Das Wirken von Carla del Ponte und Madeleine Albright: Die Prozesse sollten nicht funktionieren. Anklage und Verteidigung machen alles miteinander aus. Zum Milosevic-Prozeß fällt ein Satz: »Wenn man das mit juristischen Mitteln nicht hinkriegt, dann verstirbt er eben im Gefängnis.« Die unüberwindlichen Schwierigkeiten für Angeklagte: Lange schwere Stangen werden hereingewälzt, aufgetürmt, bis sie eine Mauer bilden. Ein Angeklagter verknotet seine Beine so, daß er nicht mehr frei laufen, kaum stehen kann. Eine Zwangsjacke für Beine. Und das Rückwärtstanzen? Alles wie früher?
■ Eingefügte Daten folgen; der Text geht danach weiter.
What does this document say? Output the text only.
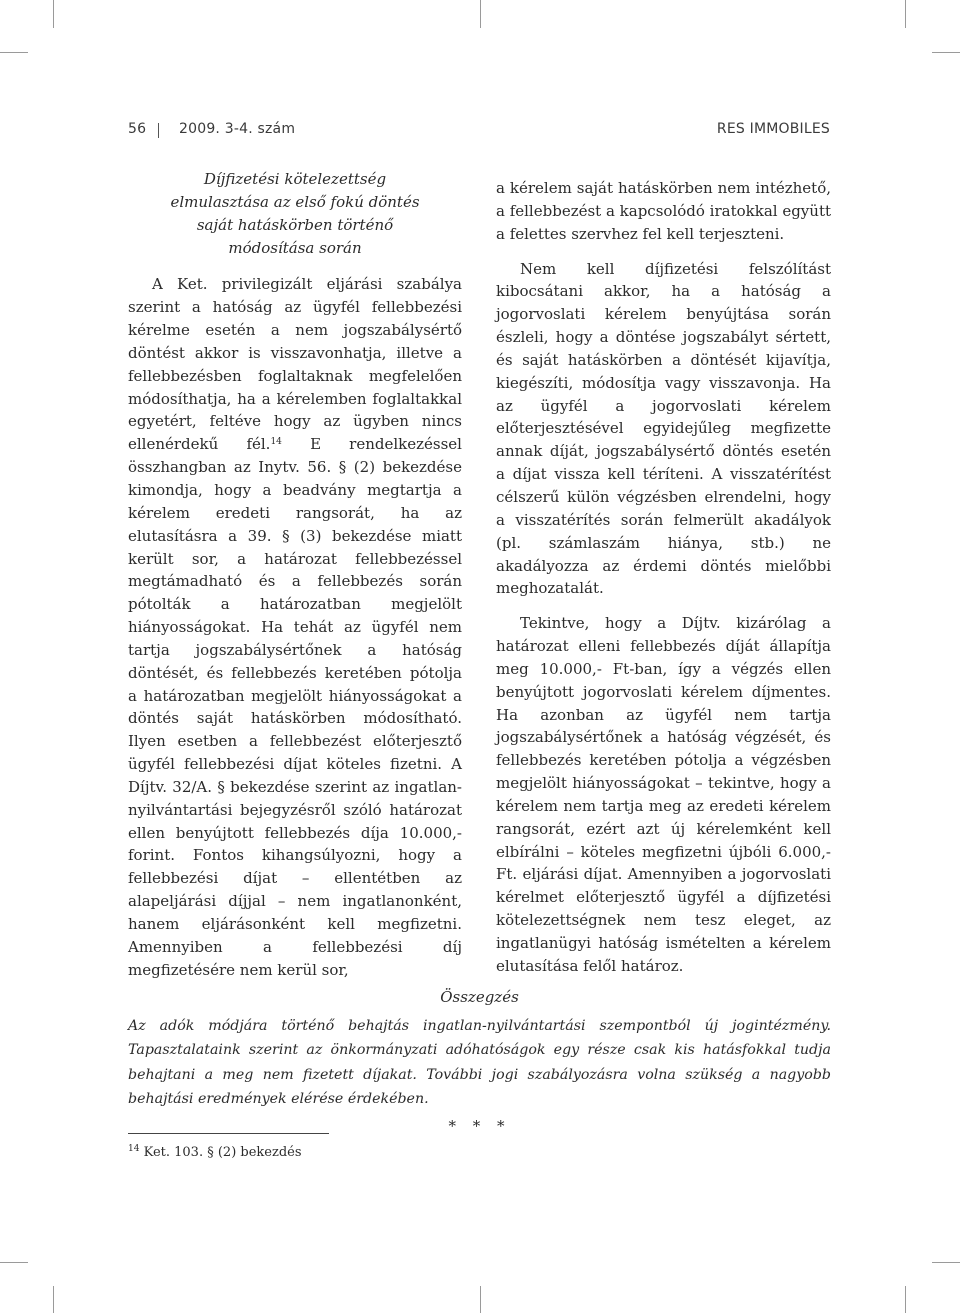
56 2009. 3-4. szám	RES IMMOBILES

Díjfizetési kötelezettség elmulasztása az első fokú döntés saját hatáskörben történő módosítása során

A Ket. privilegizált eljárási szabálya szerint a hatóság az ügyfél fellebbezési kérelme esetén a nem jogszabálysértő döntést akkor is visszavonhatja, illetve a fellebbezésben foglaltaknak megfelelően módosíthatja, ha a kérelemben foglaltakkal egyetért, feltéve hogy az ügyben nincs ellenérdekű fél.$^{14}$ E rendelkezéssel összhangban az Inytv. 56. § (2) bekezdése kimondja, hogy a beadvány megtartja a kérelem eredeti rangsorát, ha az elutasításra a 39. § (3) bekezdése miatt került sor, a határozat fellebbezéssel megtámadható és a fellebbezés során pótolták a határozatban megjelölt hiányosságokat. Ha tehát az ügyfél nem tartja jogszabálysértőnek a hatóság döntését, és fellebbezés keretében pótolja a határozatban megjelölt hiányosságokat a döntés saját hatáskörben módosítható. Ilyen esetben a fellebbezést előterjesztő ügyfél fellebbezési díjat köteles fizetni. A Díjtv. 32/A. § bekezdése szerint az ingatlan-nyilvántartási bejegyzésről szóló határozat ellen benyújtott fellebbezés díja 10.000,- forint. Fontos kihangsúlyozni, hogy a fellebbezési díjat – ellentétben az alapeljárási díjjal – nem ingatlanonként, hanem eljárásonként kell megfizetni. Amennyiben a fellebbezési díj megfizetésére nem kerül sor,

a kérelem saját hatáskörben nem intézhető, a fellebbezést a kapcsolódó iratokkal együtt a felettes szervhez fel kell terjeszteni.

Nem kell díjfizetési felszólítást kibocsátani akkor, ha a hatóság a jogorvoslati kérelem benyújtása során észleli, hogy a döntése jogszabályt sértett, és saját hatáskörben a döntését kijavítja, kiegészíti, módosítja vagy visszavonja. Ha az ügyfél a jogorvoslati kérelem előterjesztésével egyidejűleg megfizette annak díját, jogszabálysértő döntés esetén a díjat vissza kell téríteni. A visszatérítést célszerű külön végzésben elrendelni, hogy a visszatérítés során felmerült akadályok (pl. számlaszám hiánya, stb.) ne akadályozza az érdemi döntés mielőbbi meghozatalát.

Tekintve, hogy a Díjtv. kizárólag a határozat elleni fellebbezés díját állapítja meg 10.000,- Ft-ban, így a végzés ellen benyújtott jogorvoslati kérelem díjmentes. Ha azonban az ügyfél nem tartja jogszabálysértőnek a hatóság végzését, és fellebbezés keretében pótolja a végzésben megjelölt hiányosságokat – tekintve, hogy a kérelem nem tartja meg az eredeti kérelem rangsorát, ezért azt új kérelemként kell elbírálni – köteles megfizetni újbóli 6.000,- Ft. eljárási díjat. Amennyiben a jogorvoslati kérelmet előterjesztő ügyfél a díjfizetési kötelezettségnek nem tesz eleget, az ingatlanügyi hatóság ismételten a kérelem elutasítása felől határoz.

Összegzés
Az adók módjára történő behajtás ingatlan-nyilvántartási szempontból új jogintézmény. Tapasztalataink szerint az önkormányzati adóhatóságok egy része csak kis hatásfokkal tudja behajtani a meg nem fizetett díjakat. További jogi szabályozásra volna szükség a nagyobb behajtási eredmények elérése érdekében.
* * *
$^{14}$ Ket. 103. § (2) bekezdés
Die französischen Truppen, immer noch im Land, beherrschend. Aussagen der Afrikaner in ihrer Sprache, ins Mikro gesprochen, wie wirken sie auf Europäer, die nichts verstehen? Wie Tierlaute, komisch. Sie werden, durch Lautsprecher verstärkt, zu Gefechtslärm, zu Schreien. Der Sprecher: »Vielleicht ist ja alles ein Übersetzungsfehler.«
Eine Inszenierung, die das fast Unmögliche wagt, die keine Lösungen findet, die den Zuschauer fordert, ihn beschämt, weil er so wenig weiß.
Eine Woche vorher auf Kampnagel ein völlig anderes Stück: »We saw Monsters«, inszeniert von Erna Omarsdottir aus Reykjavik. Eine wundervolle Persiflage auf Horror-Filme, komisch und schrecklich. Viel Dampf auf der Bühne wabernd. Mit betäubender Musik (es gab Ohrstöpsel), Rock, laut dröhnend und die Tänzer dabei unterstützend, zu »Monstern« zu werden. Massensuggestion, von Gurus und anderen Heiligen angefeuert. Etwas Faschistisches steckt darin. Es überwältigt und erschreckt auch mich, die ich doch nüchtern alles betrachte. Aber immer wieder umwerfend clowneske Szenen. Zum Schluß Blut, Blut immer wieder Blut – war das nötig? Das Böse (die isländischen Geister?) war immer dabei – aber sehr gut gemacht.